Pondering, as Reuben did, upon the repeated warnings of the spinster against any familiarity with the tavern or tavern people, he came in time to reckon the old creaking sign-board of Mr. Boody, and the pump in the inn-yard, as the pivotal points of all the town wickedness, just as the meeting-house was the centre of all the town goodness; and since the great world was very wicked, as he knew from overmuch iteration at home, and since communication with that wicked world was kept up mostly by the stage-coach that stopped every noon at the tavern-door, it seemed to him that relays of wickedness must flow into the tavern and town daily upon that old swaying stage-coach, just as relays of goodness might come to the meeting-house on some old lumbering chaise of a neighboring parson, who once a month, perhaps, would "exchange" with the Doctor. And it confirmed in Reuben's mind a good deal that was taught him about natural depravity, when he found himself looking out with very much more eagerness for the rumbling coach, that kept up a daily wicked activity about the tavern, than he did for Parson Hobson, who snuffled in his reading, and who drove an old, thin-tailed sorrel mare, with lopped ears and lank jaws, that made passes at himself and Phil, if they teased her, as they always did.
So, too, he came to regard, in virtue of misplaced home instruction, the monkey-jacket of Nat Boody, and his fighting-dog "Scamp," and the pink arms and pink cheeks and brown ringlets of Suke Boody, as so many types of human wickedness; and, by parity of reasoning, he came to look upon the two flat curls on either temple of his Aunt Eliza, and her pragmatic way, and upon the yellow ribbons within the scoop-hat of Almira Tourtelot, who sang treble and never went to the tavern, as the types of goodness.
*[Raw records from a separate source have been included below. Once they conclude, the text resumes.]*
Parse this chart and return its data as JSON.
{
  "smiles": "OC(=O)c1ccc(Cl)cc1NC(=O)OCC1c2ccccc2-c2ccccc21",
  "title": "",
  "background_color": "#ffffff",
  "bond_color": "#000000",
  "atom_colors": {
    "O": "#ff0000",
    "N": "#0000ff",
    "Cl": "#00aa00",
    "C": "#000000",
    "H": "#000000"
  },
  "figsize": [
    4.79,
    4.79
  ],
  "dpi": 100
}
What wonder, if he swayed more and more toward the broad and easy path that lay around the tavern-pump, ("Scamp" lying there biting at the flies,) and toward the barroom, with its flaming pictures of some past menagerie-show, and big tumblers with lemons atop, rather than to the strait and narrow path in which his Aunt Eliza and Miss Almira would guide him with sharp voices, thin faces, and decoy of dyspeptic doughnuts?
Phil and he sauntering by one day, Phil says,—
"Darst you go in, Reub?"
Phil was under no law of prohibition. And Reuben, glancing around the Common, says,—
"Yes, I'll go."
"Then," says Phil, "we'll call for a glass of lemonade. Fellows 'most always order somethin', when they go in."
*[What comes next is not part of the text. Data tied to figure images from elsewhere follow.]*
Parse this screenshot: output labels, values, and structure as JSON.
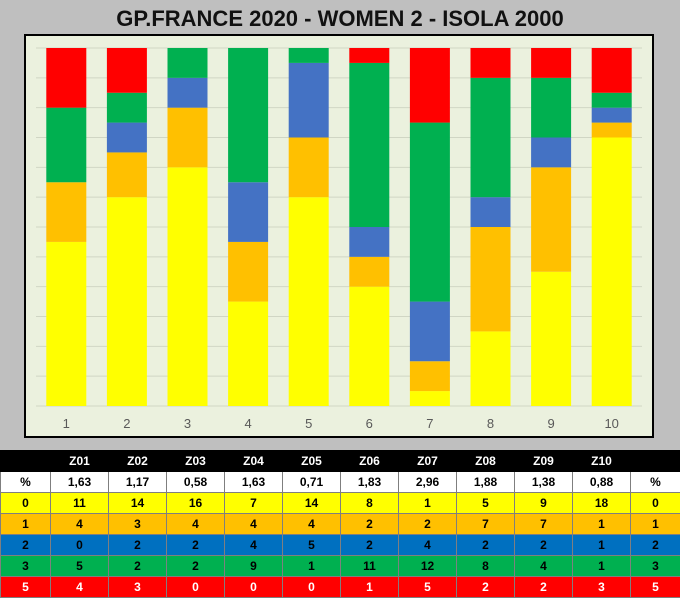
{
  "title": "GP.FRANCE 2020 - WOMEN 2 - ISOLA 2000",
  "colors": {
    "level_0": "#ffff00",
    "level_1": "#ffc000",
    "level_2": "#4472c4",
    "level_3": "#00b050",
    "level_5": "#ff0000",
    "plot_background": "#ebf1de",
    "page_background": "#bfbfbf"
  },
  "chart_data": {
    "type": "bar",
    "stacked": true,
    "categories": [
      "1",
      "2",
      "3",
      "4",
      "5",
      "6",
      "7",
      "8",
      "9",
      "10"
    ],
    "series": [
      {
        "level": "0",
        "color": "#ffff00",
        "values": [
          11,
          14,
          16,
          7,
          14,
          8,
          1,
          5,
          9,
          18
        ]
      },
      {
        "level": "1",
        "color": "#ffc000",
        "values": [
          4,
          3,
          4,
          4,
          4,
          2,
          2,
          7,
          7,
          1
        ]
      },
      {
        "level": "2",
        "color": "#4472c4",
        "values": [
          0,
          2,
          2,
          4,
          5,
          2,
          4,
          2,
          2,
          1
        ]
      },
      {
        "level": "3",
        "color": "#00b050",
        "values": [
          5,
          2,
          2,
          9,
          1,
          11,
          12,
          8,
          4,
          1
        ]
      },
      {
        "level": "5",
        "color": "#ff0000",
        "values": [
          4,
          3,
          0,
          0,
          0,
          1,
          5,
          2,
          2,
          3
        ]
      }
    ],
    "ylim": [
      0,
      24
    ],
    "grid": true,
    "legend": "none"
  },
  "table": {
    "header": [
      "",
      "Z01",
      "Z02",
      "Z03",
      "Z04",
      "Z05",
      "Z06",
      "Z07",
      "Z08",
      "Z09",
      "Z10",
      ""
    ],
    "percent_row": {
      "label": "%",
      "values": [
        "1,63",
        "1,17",
        "0,58",
        "1,63",
        "0,71",
        "1,83",
        "2,96",
        "1,88",
        "1,38",
        "0,88"
      ],
      "end_label": "%"
    },
    "rows": [
      {
        "label": "0",
        "values": [
          "11",
          "14",
          "16",
          "7",
          "14",
          "8",
          "1",
          "5",
          "9",
          "18"
        ],
        "end_label": "0",
        "bg": "#ffff00",
        "fg": "#000000"
      },
      {
        "label": "1",
        "values": [
          "4",
          "3",
          "4",
          "4",
          "4",
          "2",
          "2",
          "7",
          "7",
          "1"
        ],
        "end_label": "1",
        "bg": "#ffc000",
        "fg": "#000000"
      },
      {
        "label": "2",
        "values": [
          "0",
          "2",
          "2",
          "4",
          "5",
          "2",
          "4",
          "2",
          "2",
          "1"
        ],
        "end_label": "2",
        "bg": "#0070c0",
        "fg": "#000000"
      },
      {
        "label": "3",
        "values": [
          "5",
          "2",
          "2",
          "9",
          "1",
          "11",
          "12",
          "8",
          "4",
          "1"
        ],
        "end_label": "3",
        "bg": "#00b050",
        "fg": "#000000"
      },
      {
        "label": "5",
        "values": [
          "4",
          "3",
          "0",
          "0",
          "0",
          "1",
          "5",
          "2",
          "2",
          "3"
        ],
        "end_label": "5",
        "bg": "#ff0000",
        "fg": "#ffffff"
      }
    ]
  }
}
So Phil, swelling with his ten years, and tall of his age, walks to the bar and calls for two tumblers of lemonade, which Old Boody stirs with an appetizing rattle of the toddy-stick,—dropping, meantime, a query or two about the Squire, and a look askance at the parson's boy, who is trying very hard to wear an air as if he, too, were ten, and knew the ropes.
"It's good, a'n't it?" says Phil, putting down his money, of which he always had a good stock.
"Prime!" says Reuben, with a smack of the lips.
And then Suke comes in, hunting over the room for last week's "Courant"; and the boys, with furtive glances at those pink cheeks and brown ringlets, go down, the steps.
"A'n't she handsome?" says Phil.
Reuben is on the growth. And when he eats dinner that day, with the grave Doctor carving the rib-roast and the prim aunt ladling out the sauces, he is elated with the vague, but not unpleasant consciousness, that he is beginning to be familiar with the world.